A new cancer dependency map, developed by researchers at the Broad Institute of MIT and Harvard, and the Dana-Farber Cancer Institute, has identified over 760 genes which could be potential drug targets for future anti-cancer therapies. The genes code for proteins and other essential cellular components that cancerous tumors rely upon for growth and development.
According to the researchers – whose findings were published in the journal, Cell – most of the genetic dependencies identified are cancer type-specific. They did, however, identify some critical genes that are common across all cancer types, which could support development of broad-spectrum cancer therapies.
In identifying these genetic dependencies, the researchers used genome-wide RNA interference (RNAi) screens. One by one, they silenced over 17,000 genes in each of 501 cancer cells lines to find the unique set of dependency genes present in over 20 distinct forms of cancer.
Genetic mutations which accumulate in cancer prompt the cells to modulate the activity of other genes to compensate for the loss of integral functions. Cancer cells often become dependent on this abnormal expression of specific genes, offering drug developers the chance to design therapeutics which target a cancer’s weakness.

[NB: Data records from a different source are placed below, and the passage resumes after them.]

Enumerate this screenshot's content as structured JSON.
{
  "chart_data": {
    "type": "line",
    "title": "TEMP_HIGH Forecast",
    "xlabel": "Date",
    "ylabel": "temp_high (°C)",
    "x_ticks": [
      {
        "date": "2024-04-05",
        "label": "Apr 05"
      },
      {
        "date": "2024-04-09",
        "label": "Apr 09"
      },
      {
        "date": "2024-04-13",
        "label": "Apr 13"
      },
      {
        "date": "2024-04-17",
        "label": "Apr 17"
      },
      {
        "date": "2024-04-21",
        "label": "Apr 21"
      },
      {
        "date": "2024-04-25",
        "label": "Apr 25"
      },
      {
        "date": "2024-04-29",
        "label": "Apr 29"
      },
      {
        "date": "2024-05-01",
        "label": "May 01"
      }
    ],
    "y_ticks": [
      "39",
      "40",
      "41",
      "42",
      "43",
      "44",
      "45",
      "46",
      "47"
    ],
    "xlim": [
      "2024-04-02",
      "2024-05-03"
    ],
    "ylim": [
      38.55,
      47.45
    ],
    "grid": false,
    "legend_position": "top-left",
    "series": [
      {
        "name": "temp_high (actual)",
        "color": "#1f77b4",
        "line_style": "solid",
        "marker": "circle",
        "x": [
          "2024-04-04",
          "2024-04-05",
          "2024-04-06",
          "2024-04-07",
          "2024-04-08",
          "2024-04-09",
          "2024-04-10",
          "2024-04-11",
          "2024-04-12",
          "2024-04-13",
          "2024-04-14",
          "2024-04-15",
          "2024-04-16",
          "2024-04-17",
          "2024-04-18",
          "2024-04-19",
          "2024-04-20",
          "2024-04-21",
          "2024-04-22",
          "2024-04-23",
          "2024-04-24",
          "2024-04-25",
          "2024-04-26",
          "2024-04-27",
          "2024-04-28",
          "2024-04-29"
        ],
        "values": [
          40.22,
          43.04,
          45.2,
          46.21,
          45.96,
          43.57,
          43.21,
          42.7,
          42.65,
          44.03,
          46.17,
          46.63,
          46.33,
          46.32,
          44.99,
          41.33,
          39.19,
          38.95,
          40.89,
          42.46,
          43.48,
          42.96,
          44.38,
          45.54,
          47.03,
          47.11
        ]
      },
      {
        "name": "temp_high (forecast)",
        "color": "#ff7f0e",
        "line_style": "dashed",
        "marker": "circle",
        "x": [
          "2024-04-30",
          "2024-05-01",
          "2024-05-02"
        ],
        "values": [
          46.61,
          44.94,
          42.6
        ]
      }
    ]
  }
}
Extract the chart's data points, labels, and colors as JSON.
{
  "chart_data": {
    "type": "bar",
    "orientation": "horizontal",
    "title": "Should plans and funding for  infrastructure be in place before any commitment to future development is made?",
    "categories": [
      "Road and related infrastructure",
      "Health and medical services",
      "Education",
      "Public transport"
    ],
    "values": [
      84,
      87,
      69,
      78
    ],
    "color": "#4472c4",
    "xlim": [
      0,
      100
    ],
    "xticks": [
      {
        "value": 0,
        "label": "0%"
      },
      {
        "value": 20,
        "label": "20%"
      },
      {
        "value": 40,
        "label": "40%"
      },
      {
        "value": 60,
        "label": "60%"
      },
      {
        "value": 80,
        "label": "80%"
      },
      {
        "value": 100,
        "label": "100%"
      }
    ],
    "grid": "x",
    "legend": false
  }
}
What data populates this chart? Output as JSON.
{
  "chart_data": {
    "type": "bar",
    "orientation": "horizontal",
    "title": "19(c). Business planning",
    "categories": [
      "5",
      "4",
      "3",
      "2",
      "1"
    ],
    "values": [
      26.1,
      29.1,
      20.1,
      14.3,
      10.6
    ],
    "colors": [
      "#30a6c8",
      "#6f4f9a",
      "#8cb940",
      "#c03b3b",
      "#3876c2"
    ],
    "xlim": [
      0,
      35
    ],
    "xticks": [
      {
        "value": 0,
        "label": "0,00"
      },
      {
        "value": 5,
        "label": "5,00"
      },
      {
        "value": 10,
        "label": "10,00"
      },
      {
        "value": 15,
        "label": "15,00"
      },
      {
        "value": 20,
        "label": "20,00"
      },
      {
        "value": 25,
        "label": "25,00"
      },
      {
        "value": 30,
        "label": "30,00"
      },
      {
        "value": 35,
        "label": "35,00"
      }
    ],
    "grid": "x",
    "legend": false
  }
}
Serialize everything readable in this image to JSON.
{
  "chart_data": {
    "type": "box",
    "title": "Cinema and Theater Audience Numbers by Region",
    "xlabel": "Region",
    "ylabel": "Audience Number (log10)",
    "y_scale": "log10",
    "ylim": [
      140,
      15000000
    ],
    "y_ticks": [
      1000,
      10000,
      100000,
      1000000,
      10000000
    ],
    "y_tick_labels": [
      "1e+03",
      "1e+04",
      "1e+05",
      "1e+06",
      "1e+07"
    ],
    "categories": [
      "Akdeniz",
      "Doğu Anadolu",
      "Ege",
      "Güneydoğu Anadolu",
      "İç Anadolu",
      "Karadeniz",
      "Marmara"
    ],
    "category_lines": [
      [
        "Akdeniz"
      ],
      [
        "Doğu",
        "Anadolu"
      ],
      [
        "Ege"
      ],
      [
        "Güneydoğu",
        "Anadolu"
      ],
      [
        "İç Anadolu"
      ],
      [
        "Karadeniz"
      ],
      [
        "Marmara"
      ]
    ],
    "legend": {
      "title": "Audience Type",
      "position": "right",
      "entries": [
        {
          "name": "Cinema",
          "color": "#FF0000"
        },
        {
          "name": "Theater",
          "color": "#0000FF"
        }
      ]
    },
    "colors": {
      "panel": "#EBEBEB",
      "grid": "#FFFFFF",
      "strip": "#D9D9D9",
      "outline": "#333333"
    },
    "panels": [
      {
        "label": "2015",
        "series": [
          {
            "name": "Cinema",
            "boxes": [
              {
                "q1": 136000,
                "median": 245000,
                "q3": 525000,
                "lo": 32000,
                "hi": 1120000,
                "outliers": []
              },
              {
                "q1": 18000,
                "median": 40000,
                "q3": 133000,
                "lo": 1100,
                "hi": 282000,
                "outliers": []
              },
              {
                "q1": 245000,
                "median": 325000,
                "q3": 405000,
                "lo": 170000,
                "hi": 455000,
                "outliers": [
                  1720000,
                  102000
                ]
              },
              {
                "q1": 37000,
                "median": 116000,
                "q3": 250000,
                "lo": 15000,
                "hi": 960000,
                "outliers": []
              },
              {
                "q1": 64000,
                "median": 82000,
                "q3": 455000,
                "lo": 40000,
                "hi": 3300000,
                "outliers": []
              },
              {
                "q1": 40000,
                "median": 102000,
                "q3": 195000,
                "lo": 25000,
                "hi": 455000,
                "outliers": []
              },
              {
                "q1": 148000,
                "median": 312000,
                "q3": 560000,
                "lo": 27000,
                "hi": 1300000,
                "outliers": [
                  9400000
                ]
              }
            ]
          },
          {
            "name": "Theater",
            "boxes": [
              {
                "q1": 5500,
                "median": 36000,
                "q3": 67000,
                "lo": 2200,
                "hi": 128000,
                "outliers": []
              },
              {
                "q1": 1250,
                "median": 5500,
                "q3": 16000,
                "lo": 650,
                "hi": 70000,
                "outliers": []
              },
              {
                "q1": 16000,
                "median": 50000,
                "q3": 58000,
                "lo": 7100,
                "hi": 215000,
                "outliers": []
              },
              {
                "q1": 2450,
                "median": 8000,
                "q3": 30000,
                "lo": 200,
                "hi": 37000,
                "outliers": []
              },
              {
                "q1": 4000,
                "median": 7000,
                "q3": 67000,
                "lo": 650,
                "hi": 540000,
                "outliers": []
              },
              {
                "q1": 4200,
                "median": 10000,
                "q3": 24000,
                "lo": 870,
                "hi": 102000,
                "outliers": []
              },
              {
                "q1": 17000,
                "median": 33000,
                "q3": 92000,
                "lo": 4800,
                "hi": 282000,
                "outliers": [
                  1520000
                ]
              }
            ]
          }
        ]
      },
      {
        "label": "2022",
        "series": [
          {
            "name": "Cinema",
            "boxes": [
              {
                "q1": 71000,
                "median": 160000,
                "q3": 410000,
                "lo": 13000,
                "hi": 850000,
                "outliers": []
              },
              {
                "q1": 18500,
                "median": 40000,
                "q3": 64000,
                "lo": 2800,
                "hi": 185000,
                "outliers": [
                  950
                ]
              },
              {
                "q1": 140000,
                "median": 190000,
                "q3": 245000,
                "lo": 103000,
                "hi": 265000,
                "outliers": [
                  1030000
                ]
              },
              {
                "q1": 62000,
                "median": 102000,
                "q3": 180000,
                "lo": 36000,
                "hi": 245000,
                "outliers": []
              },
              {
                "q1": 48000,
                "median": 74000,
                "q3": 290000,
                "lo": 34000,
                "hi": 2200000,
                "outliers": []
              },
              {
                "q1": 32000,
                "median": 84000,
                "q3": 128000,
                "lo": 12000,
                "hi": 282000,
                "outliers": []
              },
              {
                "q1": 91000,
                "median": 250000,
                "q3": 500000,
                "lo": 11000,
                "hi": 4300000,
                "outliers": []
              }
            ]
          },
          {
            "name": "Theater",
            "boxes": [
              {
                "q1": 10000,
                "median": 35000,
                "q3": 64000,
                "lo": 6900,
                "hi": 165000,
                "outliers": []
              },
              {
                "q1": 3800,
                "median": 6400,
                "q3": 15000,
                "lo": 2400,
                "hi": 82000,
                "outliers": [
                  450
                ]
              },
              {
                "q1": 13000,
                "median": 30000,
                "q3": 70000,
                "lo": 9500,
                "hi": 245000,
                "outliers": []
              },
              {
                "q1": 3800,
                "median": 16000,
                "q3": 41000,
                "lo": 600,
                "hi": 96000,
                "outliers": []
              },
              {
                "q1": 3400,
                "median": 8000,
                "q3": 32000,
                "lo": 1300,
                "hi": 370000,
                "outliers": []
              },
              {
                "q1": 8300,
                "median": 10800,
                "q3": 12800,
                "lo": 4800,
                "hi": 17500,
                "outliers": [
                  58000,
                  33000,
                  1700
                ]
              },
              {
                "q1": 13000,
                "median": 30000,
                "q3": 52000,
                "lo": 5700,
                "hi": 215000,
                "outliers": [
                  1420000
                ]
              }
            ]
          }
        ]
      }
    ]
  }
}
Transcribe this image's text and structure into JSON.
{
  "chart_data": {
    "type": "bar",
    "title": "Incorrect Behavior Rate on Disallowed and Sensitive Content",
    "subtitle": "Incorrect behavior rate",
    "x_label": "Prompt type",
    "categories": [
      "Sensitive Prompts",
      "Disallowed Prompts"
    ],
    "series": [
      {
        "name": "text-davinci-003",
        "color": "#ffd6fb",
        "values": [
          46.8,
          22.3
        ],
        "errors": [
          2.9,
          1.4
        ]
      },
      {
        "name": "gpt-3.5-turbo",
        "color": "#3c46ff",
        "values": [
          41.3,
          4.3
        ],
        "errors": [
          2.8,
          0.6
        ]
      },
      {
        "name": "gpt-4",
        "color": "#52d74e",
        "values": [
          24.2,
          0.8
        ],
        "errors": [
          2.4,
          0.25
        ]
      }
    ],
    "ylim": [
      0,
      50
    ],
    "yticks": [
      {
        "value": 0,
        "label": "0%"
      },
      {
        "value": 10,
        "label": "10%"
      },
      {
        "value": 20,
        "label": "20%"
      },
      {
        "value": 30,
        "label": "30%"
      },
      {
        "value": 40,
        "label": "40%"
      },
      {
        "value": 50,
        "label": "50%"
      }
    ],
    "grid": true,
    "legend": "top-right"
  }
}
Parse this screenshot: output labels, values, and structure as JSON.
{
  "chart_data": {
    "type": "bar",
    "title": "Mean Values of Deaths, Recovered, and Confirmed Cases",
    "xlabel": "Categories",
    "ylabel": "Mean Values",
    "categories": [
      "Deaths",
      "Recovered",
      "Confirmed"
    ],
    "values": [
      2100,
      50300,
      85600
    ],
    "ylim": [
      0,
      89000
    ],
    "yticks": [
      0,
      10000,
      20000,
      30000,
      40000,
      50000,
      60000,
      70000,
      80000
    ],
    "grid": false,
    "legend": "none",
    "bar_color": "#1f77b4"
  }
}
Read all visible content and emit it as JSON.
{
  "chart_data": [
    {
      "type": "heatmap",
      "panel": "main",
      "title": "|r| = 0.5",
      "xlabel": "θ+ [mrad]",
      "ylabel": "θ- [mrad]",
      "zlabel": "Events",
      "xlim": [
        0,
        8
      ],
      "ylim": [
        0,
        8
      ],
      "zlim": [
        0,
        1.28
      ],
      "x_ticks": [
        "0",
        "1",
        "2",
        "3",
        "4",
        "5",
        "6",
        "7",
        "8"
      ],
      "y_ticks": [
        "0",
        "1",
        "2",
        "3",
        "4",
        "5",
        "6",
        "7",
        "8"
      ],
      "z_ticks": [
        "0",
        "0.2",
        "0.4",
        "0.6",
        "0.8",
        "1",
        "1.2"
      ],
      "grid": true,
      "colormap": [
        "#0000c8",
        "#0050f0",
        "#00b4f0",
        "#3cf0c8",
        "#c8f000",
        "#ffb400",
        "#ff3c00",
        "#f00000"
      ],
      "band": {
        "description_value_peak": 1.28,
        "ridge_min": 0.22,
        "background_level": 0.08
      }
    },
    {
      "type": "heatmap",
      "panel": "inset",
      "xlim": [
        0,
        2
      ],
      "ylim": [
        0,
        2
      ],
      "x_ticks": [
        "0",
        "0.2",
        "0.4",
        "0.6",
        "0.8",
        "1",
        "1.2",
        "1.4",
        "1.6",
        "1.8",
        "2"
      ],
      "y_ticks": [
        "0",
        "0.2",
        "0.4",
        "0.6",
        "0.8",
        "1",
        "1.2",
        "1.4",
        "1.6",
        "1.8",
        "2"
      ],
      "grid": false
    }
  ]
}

“Much of what has been and continues to be done to characterize cancer has been based on genetics and sequencing. That’s given us the parts list,” said study co- author Dr. William Hahn, an institute member in the Broad Cancer Program, chief of the Division of Molecular and Cellular Oncology at Dana-Farber. “Mapping dependencies ascribes function to the parts and shows you how to reverse engineer the processes that underlie cancer.”
Hahn is one of the leaders of the Cancer Dependency Map initiative, a joint effort by the Broad Institute and Dana-Farber. The initiative includes a number of projects, including the Cancer Cell Line Factory, a project aimed at creating appropriate cell line models for every major type of cancer to support drug research and development.
“The simplest thing one can do with perturbed cells is allow them to keep growing over time and see which ones thrive,” said study co- author Dr. David Root, an institute scientist and director of the Genetic Perturbation Platform at the Broad Institute. “If cells with a certain gene silenced disappear, for example, it means that gene is essential for proliferation.”
Of all the dependencies identified by the researchers, 20 percent had previously been pinpointed as potential drug targets. Eighty percent of the dependencies were associated with changes in gene expression, including both up-regulated genes and down-regulated genes.
“I think we’re close to the end of finding genes that are mutated or focally amplified in cancer,” said Hahn. “To me, that’s a huge opportunity, because it means we have many heretofore untapped avenues for understanding cancer.”